Charness explained the framework he developed for viewing technology’s role in successful longevity, which he terms PRAS: Prevent impairments, Rehabilitate, Augment (support a failing function), and Substitute (replace a failing function, such as hearing). In his address Charness applied the PRAS framework to a number of points of intersection of technology and older adults, such as the controversy over claims for brain-training programs and the addition of advanced driver-assistance systems in new cars, and he noted the promise and the limitations of each.

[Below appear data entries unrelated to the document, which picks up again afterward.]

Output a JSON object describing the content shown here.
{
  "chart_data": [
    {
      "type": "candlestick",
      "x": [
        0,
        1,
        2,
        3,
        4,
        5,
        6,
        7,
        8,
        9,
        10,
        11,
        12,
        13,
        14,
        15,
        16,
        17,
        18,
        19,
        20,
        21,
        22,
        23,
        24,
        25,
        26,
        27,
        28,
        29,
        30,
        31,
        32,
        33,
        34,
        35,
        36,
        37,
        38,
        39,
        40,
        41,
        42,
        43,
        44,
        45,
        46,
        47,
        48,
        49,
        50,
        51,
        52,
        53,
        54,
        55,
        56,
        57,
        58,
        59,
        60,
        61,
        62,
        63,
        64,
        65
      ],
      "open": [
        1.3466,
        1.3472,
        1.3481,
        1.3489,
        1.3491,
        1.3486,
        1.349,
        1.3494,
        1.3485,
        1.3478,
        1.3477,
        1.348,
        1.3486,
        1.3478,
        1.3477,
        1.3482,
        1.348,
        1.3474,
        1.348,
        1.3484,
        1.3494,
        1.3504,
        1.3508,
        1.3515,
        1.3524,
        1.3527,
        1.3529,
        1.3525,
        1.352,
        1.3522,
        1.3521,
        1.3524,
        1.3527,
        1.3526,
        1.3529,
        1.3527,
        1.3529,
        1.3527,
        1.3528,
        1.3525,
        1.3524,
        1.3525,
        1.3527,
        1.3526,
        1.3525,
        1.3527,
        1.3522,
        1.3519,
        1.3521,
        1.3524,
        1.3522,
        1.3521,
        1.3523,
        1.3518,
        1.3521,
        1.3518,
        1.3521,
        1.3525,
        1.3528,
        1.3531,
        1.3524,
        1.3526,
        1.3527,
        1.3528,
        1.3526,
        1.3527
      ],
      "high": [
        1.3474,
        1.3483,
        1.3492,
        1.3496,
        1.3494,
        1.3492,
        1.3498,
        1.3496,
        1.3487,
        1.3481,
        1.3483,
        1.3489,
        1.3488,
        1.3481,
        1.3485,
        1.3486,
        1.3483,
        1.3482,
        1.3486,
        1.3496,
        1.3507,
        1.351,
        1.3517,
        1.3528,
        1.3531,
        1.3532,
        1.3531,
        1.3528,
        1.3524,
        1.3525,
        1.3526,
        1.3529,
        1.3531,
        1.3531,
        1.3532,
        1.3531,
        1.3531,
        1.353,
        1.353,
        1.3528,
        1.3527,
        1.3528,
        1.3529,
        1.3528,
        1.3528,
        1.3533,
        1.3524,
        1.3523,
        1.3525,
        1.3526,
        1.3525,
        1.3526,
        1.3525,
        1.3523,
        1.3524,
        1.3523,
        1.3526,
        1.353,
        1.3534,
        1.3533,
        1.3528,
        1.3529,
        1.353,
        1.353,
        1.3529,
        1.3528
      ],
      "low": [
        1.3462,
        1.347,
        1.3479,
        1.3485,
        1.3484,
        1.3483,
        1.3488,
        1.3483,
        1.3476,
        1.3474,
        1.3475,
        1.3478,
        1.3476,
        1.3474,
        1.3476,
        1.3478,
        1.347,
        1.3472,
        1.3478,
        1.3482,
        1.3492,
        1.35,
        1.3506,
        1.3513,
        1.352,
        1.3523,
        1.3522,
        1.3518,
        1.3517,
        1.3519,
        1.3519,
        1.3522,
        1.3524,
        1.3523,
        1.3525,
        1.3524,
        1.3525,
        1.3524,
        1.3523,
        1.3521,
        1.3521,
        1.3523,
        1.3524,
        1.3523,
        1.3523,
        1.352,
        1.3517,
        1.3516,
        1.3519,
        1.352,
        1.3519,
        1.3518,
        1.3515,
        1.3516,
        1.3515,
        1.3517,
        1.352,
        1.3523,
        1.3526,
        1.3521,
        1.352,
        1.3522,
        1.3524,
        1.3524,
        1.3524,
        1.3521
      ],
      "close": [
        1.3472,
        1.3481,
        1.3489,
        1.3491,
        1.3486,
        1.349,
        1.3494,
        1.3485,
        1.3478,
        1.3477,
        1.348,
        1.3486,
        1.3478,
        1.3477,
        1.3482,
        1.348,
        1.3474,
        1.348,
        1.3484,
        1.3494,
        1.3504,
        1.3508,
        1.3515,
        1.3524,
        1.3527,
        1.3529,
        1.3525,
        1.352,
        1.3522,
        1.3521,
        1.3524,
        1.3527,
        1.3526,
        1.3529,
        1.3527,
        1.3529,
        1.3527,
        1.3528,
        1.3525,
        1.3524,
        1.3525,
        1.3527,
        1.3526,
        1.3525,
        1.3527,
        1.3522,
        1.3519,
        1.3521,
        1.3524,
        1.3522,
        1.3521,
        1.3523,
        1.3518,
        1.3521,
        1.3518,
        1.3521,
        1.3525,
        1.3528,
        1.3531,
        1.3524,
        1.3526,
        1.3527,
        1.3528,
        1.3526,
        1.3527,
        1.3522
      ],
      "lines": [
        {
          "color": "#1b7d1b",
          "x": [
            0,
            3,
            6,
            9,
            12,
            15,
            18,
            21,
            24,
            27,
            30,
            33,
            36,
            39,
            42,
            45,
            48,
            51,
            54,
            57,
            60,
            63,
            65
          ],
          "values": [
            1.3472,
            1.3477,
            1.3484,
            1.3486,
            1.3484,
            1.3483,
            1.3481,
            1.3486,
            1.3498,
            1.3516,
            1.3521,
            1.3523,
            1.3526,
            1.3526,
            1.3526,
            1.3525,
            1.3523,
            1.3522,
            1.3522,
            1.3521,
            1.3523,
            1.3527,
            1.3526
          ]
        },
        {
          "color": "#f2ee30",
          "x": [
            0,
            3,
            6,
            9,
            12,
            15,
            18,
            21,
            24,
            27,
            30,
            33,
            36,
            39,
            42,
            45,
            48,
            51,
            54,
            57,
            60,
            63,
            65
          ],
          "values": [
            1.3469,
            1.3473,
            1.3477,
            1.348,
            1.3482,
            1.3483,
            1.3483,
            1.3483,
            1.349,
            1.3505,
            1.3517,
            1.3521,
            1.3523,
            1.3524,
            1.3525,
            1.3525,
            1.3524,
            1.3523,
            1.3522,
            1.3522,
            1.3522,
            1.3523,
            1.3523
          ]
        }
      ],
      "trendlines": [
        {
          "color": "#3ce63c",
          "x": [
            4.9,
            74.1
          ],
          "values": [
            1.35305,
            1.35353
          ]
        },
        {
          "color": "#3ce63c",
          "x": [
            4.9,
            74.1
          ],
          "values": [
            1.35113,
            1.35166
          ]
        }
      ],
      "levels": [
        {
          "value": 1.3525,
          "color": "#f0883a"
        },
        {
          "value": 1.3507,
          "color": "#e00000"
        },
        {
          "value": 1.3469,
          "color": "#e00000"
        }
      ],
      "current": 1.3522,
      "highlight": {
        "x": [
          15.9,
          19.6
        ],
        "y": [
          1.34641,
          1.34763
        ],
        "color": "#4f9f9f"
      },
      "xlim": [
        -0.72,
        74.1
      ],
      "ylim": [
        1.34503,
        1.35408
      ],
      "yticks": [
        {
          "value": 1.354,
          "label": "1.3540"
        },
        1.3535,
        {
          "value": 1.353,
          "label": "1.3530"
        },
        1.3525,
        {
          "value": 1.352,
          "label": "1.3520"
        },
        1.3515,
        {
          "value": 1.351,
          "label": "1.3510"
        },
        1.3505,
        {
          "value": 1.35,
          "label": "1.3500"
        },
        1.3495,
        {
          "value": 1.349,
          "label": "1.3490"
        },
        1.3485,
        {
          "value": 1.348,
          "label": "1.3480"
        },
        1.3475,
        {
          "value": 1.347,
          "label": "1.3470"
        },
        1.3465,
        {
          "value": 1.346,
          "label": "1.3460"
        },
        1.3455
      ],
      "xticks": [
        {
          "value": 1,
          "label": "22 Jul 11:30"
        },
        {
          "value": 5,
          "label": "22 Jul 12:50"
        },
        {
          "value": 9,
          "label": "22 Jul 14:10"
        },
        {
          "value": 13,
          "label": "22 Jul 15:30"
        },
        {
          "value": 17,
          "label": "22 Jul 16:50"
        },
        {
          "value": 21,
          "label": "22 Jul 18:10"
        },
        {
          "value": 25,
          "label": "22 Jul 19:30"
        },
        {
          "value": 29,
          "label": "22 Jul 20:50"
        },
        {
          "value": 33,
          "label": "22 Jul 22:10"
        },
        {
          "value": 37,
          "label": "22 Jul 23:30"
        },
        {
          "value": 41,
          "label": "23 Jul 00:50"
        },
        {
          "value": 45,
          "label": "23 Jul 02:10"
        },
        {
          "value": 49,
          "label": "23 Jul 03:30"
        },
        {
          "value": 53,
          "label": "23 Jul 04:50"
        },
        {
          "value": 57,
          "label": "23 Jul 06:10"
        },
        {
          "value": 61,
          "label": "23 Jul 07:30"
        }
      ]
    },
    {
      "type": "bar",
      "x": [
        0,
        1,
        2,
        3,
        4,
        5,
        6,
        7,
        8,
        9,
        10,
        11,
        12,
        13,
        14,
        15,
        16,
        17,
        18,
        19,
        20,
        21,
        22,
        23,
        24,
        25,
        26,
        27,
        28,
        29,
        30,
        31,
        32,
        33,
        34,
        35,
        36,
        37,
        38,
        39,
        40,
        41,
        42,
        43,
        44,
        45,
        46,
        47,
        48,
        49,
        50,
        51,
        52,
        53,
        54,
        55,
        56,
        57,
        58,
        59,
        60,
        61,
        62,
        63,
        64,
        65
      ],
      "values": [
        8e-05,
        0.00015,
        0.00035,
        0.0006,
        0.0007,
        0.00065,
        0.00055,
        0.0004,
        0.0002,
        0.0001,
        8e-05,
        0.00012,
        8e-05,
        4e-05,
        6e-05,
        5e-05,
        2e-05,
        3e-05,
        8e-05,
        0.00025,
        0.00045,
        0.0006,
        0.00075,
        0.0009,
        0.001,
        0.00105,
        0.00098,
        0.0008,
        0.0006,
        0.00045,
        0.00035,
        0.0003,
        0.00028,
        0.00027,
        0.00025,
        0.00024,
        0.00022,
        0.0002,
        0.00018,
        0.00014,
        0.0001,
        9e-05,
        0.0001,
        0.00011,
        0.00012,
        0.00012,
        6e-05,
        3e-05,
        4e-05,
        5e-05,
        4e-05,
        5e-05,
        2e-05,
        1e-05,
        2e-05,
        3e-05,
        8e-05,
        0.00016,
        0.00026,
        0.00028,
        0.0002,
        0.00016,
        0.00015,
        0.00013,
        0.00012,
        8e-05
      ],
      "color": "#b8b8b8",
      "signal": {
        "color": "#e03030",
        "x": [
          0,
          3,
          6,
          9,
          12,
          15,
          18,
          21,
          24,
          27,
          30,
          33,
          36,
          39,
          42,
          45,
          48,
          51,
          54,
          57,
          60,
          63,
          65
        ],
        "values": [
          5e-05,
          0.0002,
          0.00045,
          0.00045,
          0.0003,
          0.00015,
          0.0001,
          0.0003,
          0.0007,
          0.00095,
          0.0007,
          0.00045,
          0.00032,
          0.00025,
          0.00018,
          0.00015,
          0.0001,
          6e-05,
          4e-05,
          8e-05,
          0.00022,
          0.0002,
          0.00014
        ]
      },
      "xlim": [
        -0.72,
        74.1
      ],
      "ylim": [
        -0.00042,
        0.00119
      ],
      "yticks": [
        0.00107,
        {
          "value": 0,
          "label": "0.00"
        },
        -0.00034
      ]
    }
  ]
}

Charness also looked at the issue of loneliness, which he said was a serious public-health problem. “The question we have is, can technology help, particularly now that everyone is suffering from social isolation, due to Covid?” Charness said. He reported the mixed results found through his own research in the CREATE PRISM project, which put technology — specially prepared computer tablets — in the hands of older adults. “The question is, are those types of tools effective?” His research team is pursuing that question with its PRISM II project.
Charness also told of the Institute for Successful Longevity’s Zoom initiative, which was launched to help older, isolated adults stay connected with friends and family in a time of stay-at-home practices and social distancing. Charness’ institute developed guides to show older adults how to use the online service to stay connected. “Zoom has great videos on their web site, but they are tough to follow if you are trying to use step-by-step procedures,” Charness said. The Institute for Successful Longevity created Zoom guides to fill that breach, he said, and the guides have been widely used. “So carefully designed, step-by-step instructions can help novice seniors get onto Zoom,” Charness said. “We coordinated with our Senior Center and provided them with mentors to help other seniors. We think that technologies that promote social participation can be helpful. I don’t think they can substitute for human contact … but they can be very useful.”
Charness also addressed the potential promise of autonomous vehicles, the self-driving cars that always seem just around the corner but have not yet entered the mainstream. He noted that current attitudes toward autonomous vehicles, primarily safety concerns, are not favorable among older adults.
Older adults are slow to take up other new technologies, too, Charness said, citing a Pew survey that found that three-quarters of those age 65 and older indicated that when setting up a new electronic device they needed help from others. “That’s an indictment of the design community,” Charness said.
In summary, Charness, said, “I think technology products and systems hold considerable promise for rehabilitating, augmenting and in some cases even substituting for age-related negative changes…. I think, however, there are some serious limits for technology adoption that probably produce the aging digital divide.”
Charness said the first is usability of the product systems offered. The second is the reliability of integrated human-system integration. Despite these persistent drags on technology adoption we can be optimistic, Charness said, and he ended his address with a family photo of his parents, ages 98 and 96, and their great-grandchildren. “My hope is that we are going to design better products for them [the great-grandchildren], so that they don’t fall behind as they get to same age as my parents.”